Filippo Turetta, condannato in primo grado all’ergastolo per il femminicidio di Giulia Cecchettin, in carcere dal novembre 2023, è stato aggredito in cella da un altro detenuto. La notizia, riportata da L’Arena, è stata confermata a LaPresse da fonti di polizia penitenziaria. L’aggressione della quale si è saputo solo in questi giorni, è avvenuta lo scorso mese di agosto.

«Non penso che la violenza sia la risposta, ed è il messaggio che vogliamo dare noi», ha commentato Gino Cecchettin, papà di Giulia Cecchettin. «Non mi fa sentire felice che sia stato aggredito - ha affermato, parlando a Pordenone dove ha partecipato alla rassegna Pordenonelegge - perché significa che dobbiamo lavorare. Anche se in contesti come il carcere episodi di violenza possono succedere, sono atti da condannare».

Turetta è rinchiuso nel carcere di Montorio a Verona dal novembre 2023 e dal marzo 2025, invece, è stato trasferito nel reparto dei detenuti comuni da uno protetto. È qui che il 24enne di Torreglia, in provincia di Padova, è stato aggredito da un uomo di 55 anni, in carcere per omicidio e tentato omicidio. Il trasferimento di Turetta in un reparto di detenuti comuni aveva spinto i suoi legali Giovanni Caruso e Monica Cornaviero a inviare una segnalazione alla direzione del carcere, alla Cassazione e alla Procura. «Solo un scrupolo professionale, per il momento», aveva spiegato l’avvocato Caruso, il quale aveva sottolineato che il trasferimento era «legittimo».

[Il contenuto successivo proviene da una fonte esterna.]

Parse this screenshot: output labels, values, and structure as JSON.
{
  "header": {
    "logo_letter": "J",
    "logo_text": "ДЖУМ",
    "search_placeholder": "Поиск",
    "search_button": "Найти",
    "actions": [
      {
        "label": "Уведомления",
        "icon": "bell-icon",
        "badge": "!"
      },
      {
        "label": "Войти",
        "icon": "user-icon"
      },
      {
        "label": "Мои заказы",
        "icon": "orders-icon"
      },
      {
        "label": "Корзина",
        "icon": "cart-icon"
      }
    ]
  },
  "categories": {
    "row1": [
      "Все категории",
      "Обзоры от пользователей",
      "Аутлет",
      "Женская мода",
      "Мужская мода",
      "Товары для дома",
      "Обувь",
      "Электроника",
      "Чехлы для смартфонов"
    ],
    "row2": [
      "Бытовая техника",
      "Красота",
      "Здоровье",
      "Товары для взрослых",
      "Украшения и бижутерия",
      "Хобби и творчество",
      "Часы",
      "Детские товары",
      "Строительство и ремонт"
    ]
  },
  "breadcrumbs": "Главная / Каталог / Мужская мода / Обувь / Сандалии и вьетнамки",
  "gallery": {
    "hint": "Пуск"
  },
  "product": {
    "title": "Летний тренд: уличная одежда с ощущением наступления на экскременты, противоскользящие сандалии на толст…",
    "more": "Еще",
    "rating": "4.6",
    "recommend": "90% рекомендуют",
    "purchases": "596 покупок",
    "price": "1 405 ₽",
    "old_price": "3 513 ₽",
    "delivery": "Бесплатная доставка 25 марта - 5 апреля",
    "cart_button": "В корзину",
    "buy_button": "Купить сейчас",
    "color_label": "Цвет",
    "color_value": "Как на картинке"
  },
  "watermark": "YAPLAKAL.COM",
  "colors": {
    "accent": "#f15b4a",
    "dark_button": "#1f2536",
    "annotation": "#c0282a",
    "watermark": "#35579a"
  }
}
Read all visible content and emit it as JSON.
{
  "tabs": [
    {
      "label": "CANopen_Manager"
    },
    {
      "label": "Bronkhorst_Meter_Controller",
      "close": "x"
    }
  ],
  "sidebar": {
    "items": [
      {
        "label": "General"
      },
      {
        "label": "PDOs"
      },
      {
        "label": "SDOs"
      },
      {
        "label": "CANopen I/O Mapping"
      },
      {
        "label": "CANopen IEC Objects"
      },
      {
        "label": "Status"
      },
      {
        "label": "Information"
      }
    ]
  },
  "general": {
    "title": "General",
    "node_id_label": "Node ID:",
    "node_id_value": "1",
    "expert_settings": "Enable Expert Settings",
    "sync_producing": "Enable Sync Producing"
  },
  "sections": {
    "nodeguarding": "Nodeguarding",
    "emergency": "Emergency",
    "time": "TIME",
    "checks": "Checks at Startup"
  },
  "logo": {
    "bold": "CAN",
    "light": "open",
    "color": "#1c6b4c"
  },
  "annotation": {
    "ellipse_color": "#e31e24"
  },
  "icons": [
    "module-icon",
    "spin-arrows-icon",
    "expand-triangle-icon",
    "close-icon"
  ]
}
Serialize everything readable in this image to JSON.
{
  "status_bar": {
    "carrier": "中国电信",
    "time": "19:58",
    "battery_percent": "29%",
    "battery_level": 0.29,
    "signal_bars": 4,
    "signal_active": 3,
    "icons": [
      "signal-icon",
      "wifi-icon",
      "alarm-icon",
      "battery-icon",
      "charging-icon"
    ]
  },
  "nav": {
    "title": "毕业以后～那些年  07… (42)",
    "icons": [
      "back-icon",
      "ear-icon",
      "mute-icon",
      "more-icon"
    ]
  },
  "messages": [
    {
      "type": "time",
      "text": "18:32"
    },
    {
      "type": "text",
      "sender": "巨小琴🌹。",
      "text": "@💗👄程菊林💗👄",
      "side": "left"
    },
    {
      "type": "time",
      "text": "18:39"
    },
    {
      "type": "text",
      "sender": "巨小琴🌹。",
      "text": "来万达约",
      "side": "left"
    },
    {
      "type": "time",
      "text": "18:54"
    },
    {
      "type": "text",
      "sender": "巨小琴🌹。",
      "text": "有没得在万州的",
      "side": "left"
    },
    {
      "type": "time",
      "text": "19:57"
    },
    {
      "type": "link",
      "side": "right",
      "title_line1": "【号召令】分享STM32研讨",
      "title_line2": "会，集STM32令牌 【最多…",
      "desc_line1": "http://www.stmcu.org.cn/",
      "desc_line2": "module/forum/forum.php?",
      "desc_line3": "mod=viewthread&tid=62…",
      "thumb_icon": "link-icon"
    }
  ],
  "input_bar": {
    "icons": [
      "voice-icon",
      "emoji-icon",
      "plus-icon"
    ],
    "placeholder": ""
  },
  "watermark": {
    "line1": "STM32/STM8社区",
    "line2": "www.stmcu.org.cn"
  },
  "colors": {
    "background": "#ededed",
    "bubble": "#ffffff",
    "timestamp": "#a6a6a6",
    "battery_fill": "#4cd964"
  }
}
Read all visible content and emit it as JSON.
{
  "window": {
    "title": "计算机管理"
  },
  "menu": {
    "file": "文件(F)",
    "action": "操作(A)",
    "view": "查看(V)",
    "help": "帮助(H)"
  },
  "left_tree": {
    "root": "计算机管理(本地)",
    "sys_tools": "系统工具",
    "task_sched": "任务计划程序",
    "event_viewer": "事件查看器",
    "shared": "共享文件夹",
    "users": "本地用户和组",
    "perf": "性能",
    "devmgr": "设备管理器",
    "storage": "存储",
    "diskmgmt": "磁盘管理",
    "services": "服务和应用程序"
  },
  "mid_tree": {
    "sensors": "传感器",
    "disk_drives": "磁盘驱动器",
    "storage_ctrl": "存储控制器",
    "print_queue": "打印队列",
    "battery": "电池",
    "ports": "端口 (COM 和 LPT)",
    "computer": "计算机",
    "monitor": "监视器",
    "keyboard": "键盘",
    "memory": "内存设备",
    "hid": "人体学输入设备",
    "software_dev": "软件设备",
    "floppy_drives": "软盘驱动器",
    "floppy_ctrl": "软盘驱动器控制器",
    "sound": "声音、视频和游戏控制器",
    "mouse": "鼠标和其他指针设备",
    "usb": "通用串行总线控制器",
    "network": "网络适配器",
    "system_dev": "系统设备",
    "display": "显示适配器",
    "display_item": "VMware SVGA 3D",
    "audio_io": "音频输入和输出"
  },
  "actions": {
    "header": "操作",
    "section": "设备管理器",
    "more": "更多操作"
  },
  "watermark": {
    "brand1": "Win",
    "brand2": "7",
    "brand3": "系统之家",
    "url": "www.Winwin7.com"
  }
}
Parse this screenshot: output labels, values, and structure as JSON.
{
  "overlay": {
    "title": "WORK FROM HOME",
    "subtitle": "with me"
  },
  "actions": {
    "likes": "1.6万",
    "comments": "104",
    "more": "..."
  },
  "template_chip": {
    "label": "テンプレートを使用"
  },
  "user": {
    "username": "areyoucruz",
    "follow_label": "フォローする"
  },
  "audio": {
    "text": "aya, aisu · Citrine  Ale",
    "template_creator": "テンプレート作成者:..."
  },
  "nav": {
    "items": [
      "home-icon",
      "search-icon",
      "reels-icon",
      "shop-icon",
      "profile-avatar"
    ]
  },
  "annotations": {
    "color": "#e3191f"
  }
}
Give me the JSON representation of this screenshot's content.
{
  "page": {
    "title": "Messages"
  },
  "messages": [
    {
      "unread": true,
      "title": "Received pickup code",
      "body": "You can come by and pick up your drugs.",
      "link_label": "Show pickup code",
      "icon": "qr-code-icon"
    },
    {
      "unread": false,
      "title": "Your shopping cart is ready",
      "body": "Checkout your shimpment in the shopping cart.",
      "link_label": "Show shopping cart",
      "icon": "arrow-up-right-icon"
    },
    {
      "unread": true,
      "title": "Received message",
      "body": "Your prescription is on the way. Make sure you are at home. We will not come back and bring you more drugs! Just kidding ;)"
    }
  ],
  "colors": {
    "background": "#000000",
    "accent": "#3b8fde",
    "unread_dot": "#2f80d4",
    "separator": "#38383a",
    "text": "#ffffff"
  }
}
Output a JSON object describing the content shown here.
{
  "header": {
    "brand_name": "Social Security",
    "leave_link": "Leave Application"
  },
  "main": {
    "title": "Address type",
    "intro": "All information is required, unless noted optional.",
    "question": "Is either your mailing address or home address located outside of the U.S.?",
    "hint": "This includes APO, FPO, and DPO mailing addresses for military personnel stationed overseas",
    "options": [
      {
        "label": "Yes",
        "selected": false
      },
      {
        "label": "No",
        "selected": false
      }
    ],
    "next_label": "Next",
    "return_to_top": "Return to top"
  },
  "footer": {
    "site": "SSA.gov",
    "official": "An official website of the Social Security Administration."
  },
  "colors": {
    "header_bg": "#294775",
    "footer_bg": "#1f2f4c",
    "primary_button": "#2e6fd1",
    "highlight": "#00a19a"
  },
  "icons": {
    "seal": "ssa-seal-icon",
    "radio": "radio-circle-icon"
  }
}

Il 3 dicembre 2024, la Corte d’Assise di Venezia (presidente Stefano Manduzio), aveva condannato Turetta all’ergastolo, mantenendo l’aggravante della premeditazione, ma lasciando cadere quelle per stalking e crudeltà. Nelle motivazioni, depositate lo scorso aprile, i giudici avevano spiegato che quelle 75 coltellate inflitte a Giulia Cecchettin non furono “crudeltà”, ma «inesperienza». Allo stesso modo, nelle motivazioni era stato spiegato che «è pacifico che le condotte» di Turetta «abbiano oggettivamente e innegabilmente carattere persecutorio e siano di per sé in astratto idonee a ingenerare nella vittima uno stato di ansia e di paura e così a integrare la materialità del reato», ma «l’aggravante contestata è espressamente circoscritta al periodo “in prossimità e a seguito del termine della relazione intrattenuta”».

Fu la denuncia di scomparsa a dare il via a una storia finita nel peggiore dei modi. Gino Cecchettin, papà di Giulia, si rivolse ai carabinieri la domenica, il 12 novembre 2023: la figlia non era tornata a casa e l’ultimo contatto era stato con la sorella la sera precedente, alle 22.43, con un messaggio su WhatsApp. L’ultima sera della ragazza, prossima alla laurea in Ingegneria biomedica, della quale era stata già fissata la data - il 16 novembre - iniziò con un giro al centro commerciale di Marghera, in compagnia di Turetta. I due, anche se nell’agosto 2023 avevano interrotto la loro relazione, erano rimasti in contatto.

Dopo la cena al McDonald’s, di Cecchettin e Turetta si persero le tracce. Al 112 arrivarono due telefonate, due diverse segnalazioni di un litigio che appariva violento. I militari dell’Arma - si seppe in seguito - non intervennero, nonostante la seconda telefonata, a causa di altre segnalazioni contemporanee. Il corpo di Giulia Cecchettin fu ritrovato sull’argine del lago di Bracis, vicino ad Aviano, in Friuli Venezia Giulia. Turetta aveva scaricato il cadavere di Cecchettin prima di proseguire la sua fuga fuori dall’Italia, con la sua Fiat Grande Punto di colore nero. Una fuga durata pochi giorni, durante i quali nei suoi confronti era stato spiccato un mandato d’arresto europeo.